I think that the answer lies in the "educational culture" of physicists. Physicists are often used -well at least at the undergraduate level- to learn and perform complicated computations with abstract objects, without caring much about the structure and the abstract properties of the ambient spaces containing these abstract objects.
The definition of tensors as "generalized" vectors or matrices, with covariant and contravariant components, is one of such examples: Starting from such a definition, enables one to quickly learn how to perform computations with tensors, without demanding a deep understanding of the abstract definition of tensor products let alone dual spaces, manifolds, tangent and cotangent spaces or bundles etc. In this way, an undergraduate physicist quickly becomes able to perform computations in a wide range of topics (from classical mechanics to special and general relativity and from continuoum mechanics to electromagnetism and even field theories) while in most cases (s)he misses a deeper understanding of where all these objects "live".

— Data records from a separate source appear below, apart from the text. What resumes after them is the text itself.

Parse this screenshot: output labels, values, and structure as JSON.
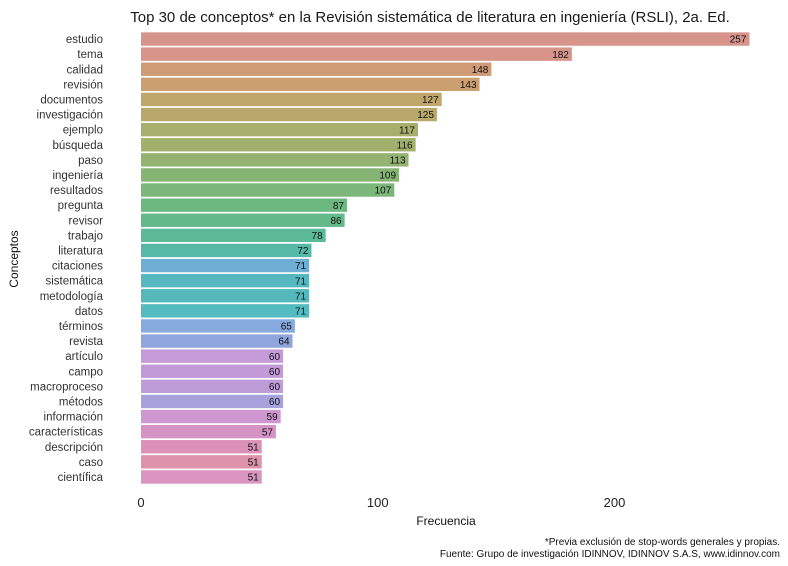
{
  "chart_data": {
    "type": "bar",
    "orientation": "horizontal",
    "title": "Top 30 de conceptos* en la Revisión sistemática de literatura en ingeniería (RSLI), 2a. Ed.",
    "xlabel": "Frecuencia",
    "ylabel": "Conceptos",
    "xlim": [
      0,
      260
    ],
    "xticks": [
      {
        "value": 0,
        "label": "0"
      },
      {
        "value": 100,
        "label": "100"
      },
      {
        "value": 200,
        "label": "200"
      }
    ],
    "grid": false,
    "legend": "none",
    "bars": [
      {
        "category": "estudio",
        "value": 257,
        "label": "257",
        "color": "#d7948c"
      },
      {
        "category": "tema",
        "value": 182,
        "label": "182",
        "color": "#d7958a"
      },
      {
        "category": "calidad",
        "value": 148,
        "label": "148",
        "color": "#cf9c77"
      },
      {
        "category": "revisión",
        "value": 143,
        "label": "143",
        "color": "#cc9f71"
      },
      {
        "category": "documentos",
        "value": 127,
        "label": "127",
        "color": "#bfa66b"
      },
      {
        "category": "investigación",
        "value": 125,
        "label": "125",
        "color": "#b8a86b"
      },
      {
        "category": "ejemplo",
        "value": 117,
        "label": "117",
        "color": "#a8ae6b"
      },
      {
        "category": "búsqueda",
        "value": 116,
        "label": "116",
        "color": "#a1b06d"
      },
      {
        "category": "paso",
        "value": 113,
        "label": "113",
        "color": "#94b270"
      },
      {
        "category": "ingeniería",
        "value": 109,
        "label": "109",
        "color": "#86b474"
      },
      {
        "category": "resultados",
        "value": 107,
        "label": "107",
        "color": "#7cb67a"
      },
      {
        "category": "pregunta",
        "value": 87,
        "label": "87",
        "color": "#6db880"
      },
      {
        "category": "revisor",
        "value": 86,
        "label": "86",
        "color": "#64b98a"
      },
      {
        "category": "trabajo",
        "value": 78,
        "label": "78",
        "color": "#5dba98"
      },
      {
        "category": "literatura",
        "value": 72,
        "label": "72",
        "color": "#56b9a7"
      },
      {
        "category": "citaciones",
        "value": 71,
        "label": "71",
        "color": "#6eaed4"
      },
      {
        "category": "sistemática",
        "value": 71,
        "label": "71",
        "color": "#56b7c0"
      },
      {
        "category": "metodología",
        "value": 71,
        "label": "71",
        "color": "#55b9bc"
      },
      {
        "category": "datos",
        "value": 71,
        "label": "71",
        "color": "#54bbc0"
      },
      {
        "category": "términos",
        "value": 65,
        "label": "65",
        "color": "#87aade"
      },
      {
        "category": "revista",
        "value": 64,
        "label": "64",
        "color": "#8fa5dc"
      },
      {
        "category": "artículo",
        "value": 60,
        "label": "60",
        "color": "#c49bd8"
      },
      {
        "category": "campo",
        "value": 60,
        "label": "60",
        "color": "#c29ad8"
      },
      {
        "category": "macroproceso",
        "value": 60,
        "label": "60",
        "color": "#bd9cd8"
      },
      {
        "category": "métodos",
        "value": 60,
        "label": "60",
        "color": "#a8a2dc"
      },
      {
        "category": "información",
        "value": 59,
        "label": "59",
        "color": "#cf97cf"
      },
      {
        "category": "características",
        "value": 57,
        "label": "57",
        "color": "#d694c6"
      },
      {
        "category": "descripción",
        "value": 51,
        "label": "51",
        "color": "#dc92b8"
      },
      {
        "category": "caso",
        "value": 51,
        "label": "51",
        "color": "#de92ac"
      },
      {
        "category": "científica",
        "value": 51,
        "label": "51",
        "color": "#d994c0"
      }
    ],
    "caption": [
      "*Previa exclusión de stop-words generales y propias.",
      "Fuente: Grupo de investigación IDINNOV, IDINNOV S.A.S, www.idinnov.com"
    ]
  }
}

Furthermore, this "educational culture" seems to be supported by the fact that the definition of tensors via their transformation properties usually arises -in physics texts- through phenomenological or semi-phenomenological considerations: For example studying vectors vs gradients or more generally from the study and generalization of the transformatiom properties of basis vectors vs the transformation properties of the coordinates of a vector expressed with respect to this basis. This is actually the way physicists are usually introduced to
understand cobases in a constructive way
(to borrow the terminology of the OP). A very clear and instructive exposition along these lines, emphasizing the phenomenological origin of this approach, can be found in chapters 2 and 3, of the classic text of B. Schutz, A first course in general relativity.
Edit: Maybe it would be important at this point, to note that the description of the transformation rules of displacement, velocity and acceleration vectors, under coordinate changes, are among the most fundamental and delicate problems of mechanics, if one is to build coherent definitions of these notions, to survive experiments ranging from subatomic to astronomical. They are pervading physical theories from the Galilean perception and Newtonian mechanics to relativity theory and continuoum mechanics and from Maxwell's electromagnetism to modern quantum field theories.
There are profound reasons for this: In physics, a system of coordinates (or a system of reference) is actually an observer. The study of the transformation rules of physical quantities, under coordinate or base changes, is not simply a theoretical exercise. It is actually a necessary step in the development of any physical theory, in the sense that it enables the seamless communication between different observers, that is between different experiments, which is crucial in accepting or rejecting any physical theory.
(On the other hand it should not be ignored that in the research level, modern theoretical physics strives for global and coordinate free descriptions. In my understanding this reflects the desire to pass from phenomenological descriptions to more fundamental theories).
P.S.: I am not sure i really agree with the use of the term "standard definition" in the OP. My first degree was on physics. I then joined the grad school on pure mathematics. I had a good "working understanding" of contravariant and covariant components, contractions, metric tensors, upper and lower indices etc. and i was quite comfortable in performing calculations with such objects. I still remember my astonishment when i first understood the abstract definition of the tensor product and its universal property, and notions such as dual spaces etc. I was striving -for weeks- to make the connections between the two definitions. When i finally managed to put things in some order in my head and to link what i already knew with what i learned in the grad school, i really felt something very important had happened to me: I felt i finally got to understand the ... "standard definition" ;)
(At the beginning of the grad school, i was desperately asking for help from my fellow students (most of them were coming from the undergrad math school) with the algebraic definition of the tensor product and the related notions (quotient spaces, universal properties etc). I still remember, and they probably also do, their surprise when they realized how easy were actual computations for me and when they started asking for my help with raising and lowering indices ... )
To conclude with a note on terminology: having read carefully through the various comments to the OP and to this post, i think that it might be sensible to speak of the present definition as the "phenomenological definition of a tensor", rather than the "standard definition", or the "physicist's definition" or the "pre-1930's mathematician's definition" or the "indices definition", just to collect a few of the terms that have been of use.